Historically witchcraft has had strong links to queer sexuality. Many women centuries ago were accused of being witches simply because they were lesbians, like Maud Galt. A significant aspect of the plot is that Izzy’s growing up and discovering her sexuality. She takes an interest in another local girl, Amber (Lulu Adams). She steals Amber’s hair clips in a kind of sweet gesture, though she’s later rejected. Apart from Izzy, there’s a generally queer sense of witches in Hellbender. At one point the mother mentions how hellbenders are “selfreproducing“; these witches are queered in their very existence, birthed entirely of woman without men, no need for the processes of heteronormativity. Even she recognises that “anything powerful is feared,” which is generally how female sexuality—witches or not—has been perceived by patriarchal societies throughout history.

Yet the story doesn’t involve a father, or even a non-witch, trying to repress their daughter’s powers, it’s Izzy’s own mother, a bonafide witch herself. Hellbender initially somewhat plays into mad lesbian tropes, however, it’s actually working to subvert that trope. The mother’s character and her actions—keeping important secrets from her daughter, as well as generally isolating her daughter, physically and socially—make repression, not queer nor female identity, the villainous entity driving the story’s powerful terrors. Mom, in spite of her best intentions for her daughter, is playing into patriarchal notions of witchcraft. We see the repression beginning to make Izzy feel monstrous, such as a scene when she looks at her dinner plate, seeing a bloody finger instead of one their foraged meals. The most monstrous moment is when the mother goes down into this yonic, orifice-like tunnel that’s diseased, leading her into the shadows where, eventually, she faces the monstrosity her repressive tendencies have produced in Izzy.

“Spring eats winter,
winter eats fall—”
“Fall eats summer,
summer eats spring.”

The Adams-Poser directing trio have developed a distinct visual style that’s wonderfully eerie. Hellbender is a beautiful, dark piece of work, using Gothic imagery and themes to explore Izzy’s journey of self-discovery. There’s the Gothic locked room in the house with its spectral key, inside an ancient tome that shows anyone who touches it bleak and horrific sights. There’s also the Gothic history of the hellbenders; we catch this in only brief glimpses, aside from the awesome opening sequence. A few great shots, when Izzy starts to unravel her family’s history of witchcraft through the mysterious book, include the image of a burning ship and a man in the water. From this point on, after Izzy sees the truth, she’s haunted by this Gothic history, of hellbenders and women, and it’s as if she’s carrying that collective historical weight on her shoulders.

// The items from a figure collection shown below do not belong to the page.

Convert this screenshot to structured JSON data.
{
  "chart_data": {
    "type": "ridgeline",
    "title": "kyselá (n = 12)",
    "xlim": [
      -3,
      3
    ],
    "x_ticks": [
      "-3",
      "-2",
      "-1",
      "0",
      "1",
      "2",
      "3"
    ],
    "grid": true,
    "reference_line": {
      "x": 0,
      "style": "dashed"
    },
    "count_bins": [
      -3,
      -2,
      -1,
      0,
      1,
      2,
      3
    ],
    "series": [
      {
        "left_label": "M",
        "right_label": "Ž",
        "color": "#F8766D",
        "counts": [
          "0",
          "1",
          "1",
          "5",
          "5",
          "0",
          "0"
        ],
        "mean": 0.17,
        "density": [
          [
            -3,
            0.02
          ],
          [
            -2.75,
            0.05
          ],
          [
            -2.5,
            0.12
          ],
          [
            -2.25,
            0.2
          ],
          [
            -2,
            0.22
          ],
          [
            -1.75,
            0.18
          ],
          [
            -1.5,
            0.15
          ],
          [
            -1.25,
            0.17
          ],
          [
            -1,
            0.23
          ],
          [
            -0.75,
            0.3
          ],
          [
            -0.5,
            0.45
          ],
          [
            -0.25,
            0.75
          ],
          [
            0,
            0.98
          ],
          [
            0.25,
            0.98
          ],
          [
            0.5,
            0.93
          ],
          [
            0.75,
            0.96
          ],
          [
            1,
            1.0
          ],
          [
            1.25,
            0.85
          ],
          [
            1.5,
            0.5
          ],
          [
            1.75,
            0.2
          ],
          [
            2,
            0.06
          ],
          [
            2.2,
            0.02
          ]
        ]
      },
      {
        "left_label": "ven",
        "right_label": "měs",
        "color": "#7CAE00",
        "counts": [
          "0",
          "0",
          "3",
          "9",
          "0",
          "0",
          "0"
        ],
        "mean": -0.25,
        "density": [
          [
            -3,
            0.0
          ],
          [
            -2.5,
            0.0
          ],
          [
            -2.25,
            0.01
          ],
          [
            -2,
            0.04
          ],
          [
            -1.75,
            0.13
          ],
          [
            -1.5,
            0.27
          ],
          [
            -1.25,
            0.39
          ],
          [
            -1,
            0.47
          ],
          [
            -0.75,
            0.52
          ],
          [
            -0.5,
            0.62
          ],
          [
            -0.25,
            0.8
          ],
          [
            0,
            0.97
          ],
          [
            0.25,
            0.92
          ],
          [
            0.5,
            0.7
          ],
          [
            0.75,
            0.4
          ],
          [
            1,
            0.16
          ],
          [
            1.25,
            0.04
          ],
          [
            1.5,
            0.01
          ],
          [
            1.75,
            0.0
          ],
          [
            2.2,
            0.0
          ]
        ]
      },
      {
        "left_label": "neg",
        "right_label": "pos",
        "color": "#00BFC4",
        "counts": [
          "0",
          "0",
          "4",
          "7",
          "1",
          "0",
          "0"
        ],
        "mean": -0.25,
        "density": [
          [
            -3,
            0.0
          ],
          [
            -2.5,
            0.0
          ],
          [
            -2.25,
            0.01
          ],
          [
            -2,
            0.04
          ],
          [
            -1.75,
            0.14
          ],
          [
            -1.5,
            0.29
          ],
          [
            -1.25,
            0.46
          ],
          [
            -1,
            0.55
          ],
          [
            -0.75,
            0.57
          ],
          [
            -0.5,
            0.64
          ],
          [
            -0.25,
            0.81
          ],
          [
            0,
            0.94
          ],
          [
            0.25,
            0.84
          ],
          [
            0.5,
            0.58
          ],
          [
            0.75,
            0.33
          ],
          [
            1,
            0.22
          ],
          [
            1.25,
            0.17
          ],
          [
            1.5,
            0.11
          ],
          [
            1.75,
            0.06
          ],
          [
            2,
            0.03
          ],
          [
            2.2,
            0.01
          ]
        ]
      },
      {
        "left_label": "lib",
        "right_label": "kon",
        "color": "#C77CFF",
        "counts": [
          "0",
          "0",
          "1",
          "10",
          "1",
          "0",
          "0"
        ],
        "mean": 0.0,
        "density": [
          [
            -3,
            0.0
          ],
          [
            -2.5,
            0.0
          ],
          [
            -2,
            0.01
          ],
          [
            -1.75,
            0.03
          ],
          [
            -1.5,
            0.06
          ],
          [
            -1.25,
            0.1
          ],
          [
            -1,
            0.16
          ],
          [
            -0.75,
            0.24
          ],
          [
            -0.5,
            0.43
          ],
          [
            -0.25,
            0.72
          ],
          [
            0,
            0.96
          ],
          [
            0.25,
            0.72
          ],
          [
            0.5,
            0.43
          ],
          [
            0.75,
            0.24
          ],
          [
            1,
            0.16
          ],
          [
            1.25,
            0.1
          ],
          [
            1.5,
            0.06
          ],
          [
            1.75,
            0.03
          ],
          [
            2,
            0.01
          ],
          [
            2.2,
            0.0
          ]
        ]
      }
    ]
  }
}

Hellbender‘s summed up perfectly with the line, from mother to daughter: “I did what I was taught to do.” Here, mom’s really talking about repeating one generation’s traditions, and mistakes, by pushing them onto the next. The mother refers to her own mother as “a monster,” and still goes on to, effectively, turn her daughter into a monster by repressing Izzy’s inherent powers. For all the mother’s mistakes, she clearly worries about the social consequences of her daughter’s powers, it’s not simply about her wanting to repress her daughter. She has a vision at one point of Izzy turning to ash on the wind, before she starts disintegrating, too. But she worries about how Izzy’s powers will reflect on her, not entirely about the consequences for her daughter. The focal tragedy in Hellbender is that the mother knows the pain of repression, all too well, and she nevertheless manages to perpetuate it onto the one person she’s been desperately trying to protect, because more than occasionally those with the best of intentions manage to hurt us instead of help.